Tiyatronun Topluma ve Bireylere Faydaları

Tiyatro güçlü sanat dallarından birisidir ve hem topluma hem de bireylere birçok yönden fayda sağlar. Tiyatro ile toplumsal farkındalık yaratılır. Tiyatroda bazen sosyal sorunlar ele alınarak sahneye taşınır. İzleyici sahnede izlediği sorunlara karşı daha bilinçli bir hale gelebilir. Tiyatro farklı kesimlerden insanları bir salonda toplayarak dayanışmanın da temellerinin atılmasını sağlar. Tiyatro bireylerin empati yeteneğinin de gelişmesini sağlar. İzleyici oyundaki bir karakterle bağ kurarak karakterlerin yerine kendini koyar. Tiyatro ile bireyler daha yaratıcı düşünme biçimleri kazanırlar. Strese karşı tiyatro iyi bir terapi yöntemidir. Kişiler stresli olduğu anda tiyatro oyunu ile eğlenerek daha sağlıklı bir zihne sahip olur.

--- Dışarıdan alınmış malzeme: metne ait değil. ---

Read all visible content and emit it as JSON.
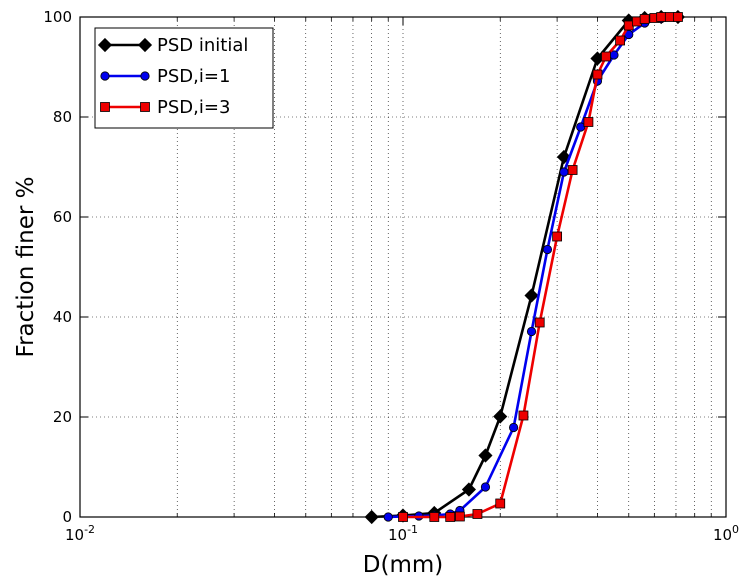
{
  "chart_data": {
    "type": "line",
    "title": "",
    "xlabel": "D(mm)",
    "ylabel": "Fraction finer %",
    "xscale": "log",
    "xlim": [
      0.01,
      1.0
    ],
    "ylim": [
      0,
      100
    ],
    "grid": true,
    "legend_position": "top-left",
    "x_ticks": [
      {
        "value": 0.01,
        "base": "10",
        "exp": "-2"
      },
      {
        "value": 0.1,
        "base": "10",
        "exp": "-1"
      },
      {
        "value": 1.0,
        "base": "10",
        "exp": "0"
      }
    ],
    "y_ticks": [
      {
        "value": 0,
        "label": "0"
      },
      {
        "value": 20,
        "label": "20"
      },
      {
        "value": 40,
        "label": "40"
      },
      {
        "value": 60,
        "label": "60"
      },
      {
        "value": 80,
        "label": "80"
      },
      {
        "value": 100,
        "label": "100"
      }
    ],
    "series": [
      {
        "name": "PSD initial",
        "color": "#000000",
        "marker": "diamond",
        "x": [
          0.08,
          0.1,
          0.125,
          0.16,
          0.18,
          0.2,
          0.25,
          0.315,
          0.4,
          0.5,
          0.56,
          0.63,
          0.71
        ],
        "y": [
          0.0,
          0.3,
          0.8,
          5.5,
          12.3,
          20.1,
          44.3,
          72.0,
          91.7,
          99.3,
          99.8,
          100.0,
          100.0
        ]
      },
      {
        "name": "PSD,i=1",
        "color": "#0000ee",
        "marker": "circle",
        "x": [
          0.09,
          0.1,
          0.112,
          0.125,
          0.14,
          0.15,
          0.18,
          0.22,
          0.25,
          0.28,
          0.315,
          0.355,
          0.4,
          0.45,
          0.5,
          0.56,
          0.63,
          0.71
        ],
        "y": [
          0.0,
          0.1,
          0.2,
          0.3,
          0.6,
          1.3,
          6.0,
          17.9,
          37.1,
          53.5,
          69.0,
          78.0,
          87.2,
          92.4,
          96.5,
          98.8,
          99.7,
          100.0
        ]
      },
      {
        "name": "PSD,i=3",
        "color": "#ee0000",
        "marker": "square",
        "x": [
          0.1,
          0.125,
          0.14,
          0.15,
          0.17,
          0.2,
          0.236,
          0.265,
          0.3,
          0.335,
          0.375,
          0.4,
          0.425,
          0.47,
          0.5,
          0.53,
          0.56,
          0.6,
          0.63,
          0.67,
          0.71
        ],
        "y": [
          0.0,
          0.0,
          0.0,
          0.1,
          0.6,
          2.7,
          20.3,
          38.9,
          56.1,
          69.4,
          79.0,
          88.5,
          92.1,
          95.3,
          98.3,
          99.1,
          99.6,
          99.8,
          100.0,
          100.0,
          100.0
        ]
      }
    ]
  }
}
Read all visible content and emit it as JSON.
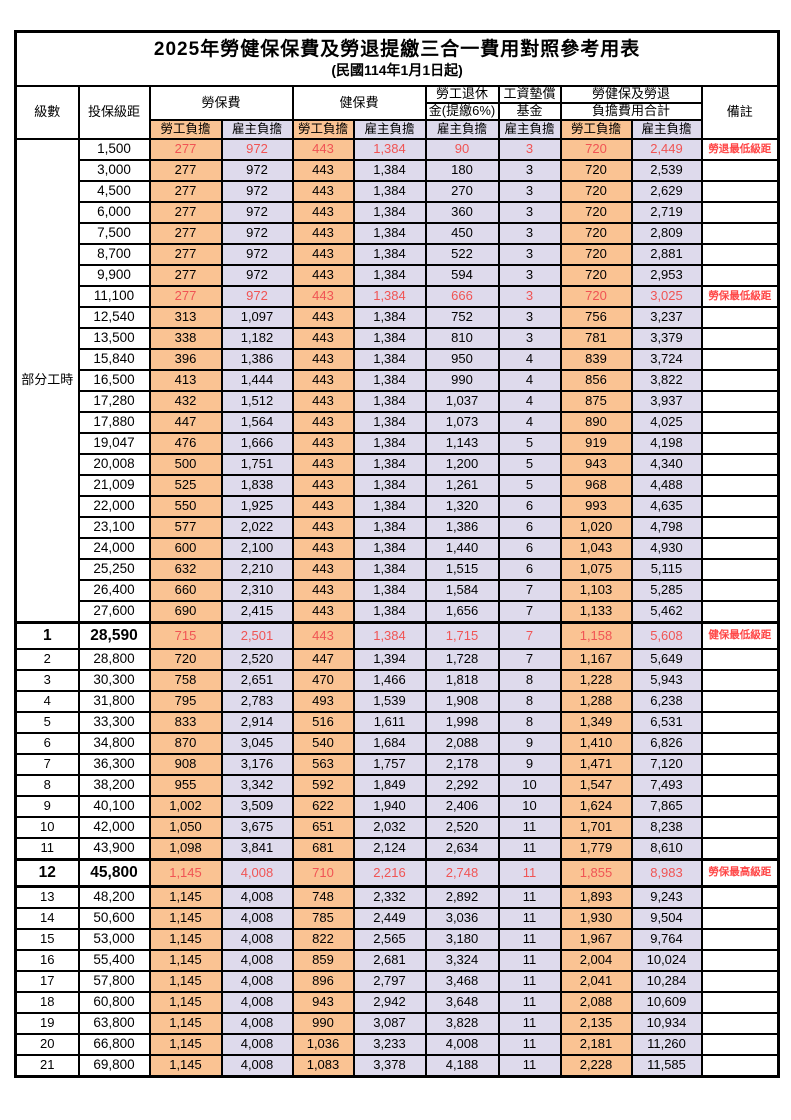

Tiyatronun Erişilebilirliği

Tiyatro önemini kaybetmeden daha da gelişerek gelecekte de yerini alacaktır. Tiyatro bazen beklenmedik sorunlarla karşı karşıya kalabilir. Maddiyat, savaş veya hastalık gibi sebeplerden dolayı tiyatro geçici olarak kesintiye uğrayabilir. Bu tarz sorunlar bile tiyatroyu geçici olarak engeller. Çünkü tiyatro seyirciyle buluşmak için mutlaka bir yolunu bulur. Tiyatro için fiziksel bir mekân gerekmeyeceği için izleyiciyle buluşturmak için farklı yöntemler de bulunabilir. Büyük şehirlerde tiyatroya erişmek oldukça kolaydır. Fakat küçük yerlerde tiyatroya erişim daha kısıtlı bir hale geliyor. Bu durumu önlemek ve sanata erişilebilirliği eşit hale getirmek için daha modern çalışmaların yapılması gerekir. Okullarda tiyatro etkinlikleri düzenlenebilir. Özellikle küçük şehirlerde tiyatro kursları açılarak katılımcıların kendi tiyatro sahnelerini kurmalarına izin verilebilir. Gezen tiyatro gibi bir çalışma yapılarak uzak köylere veya kasabalara gidilebilir. Sanat bilincinin aşılanması açısından bu tarz çalışmaların daha da geliştirilerek faaliyete geçirilmesi gerekir.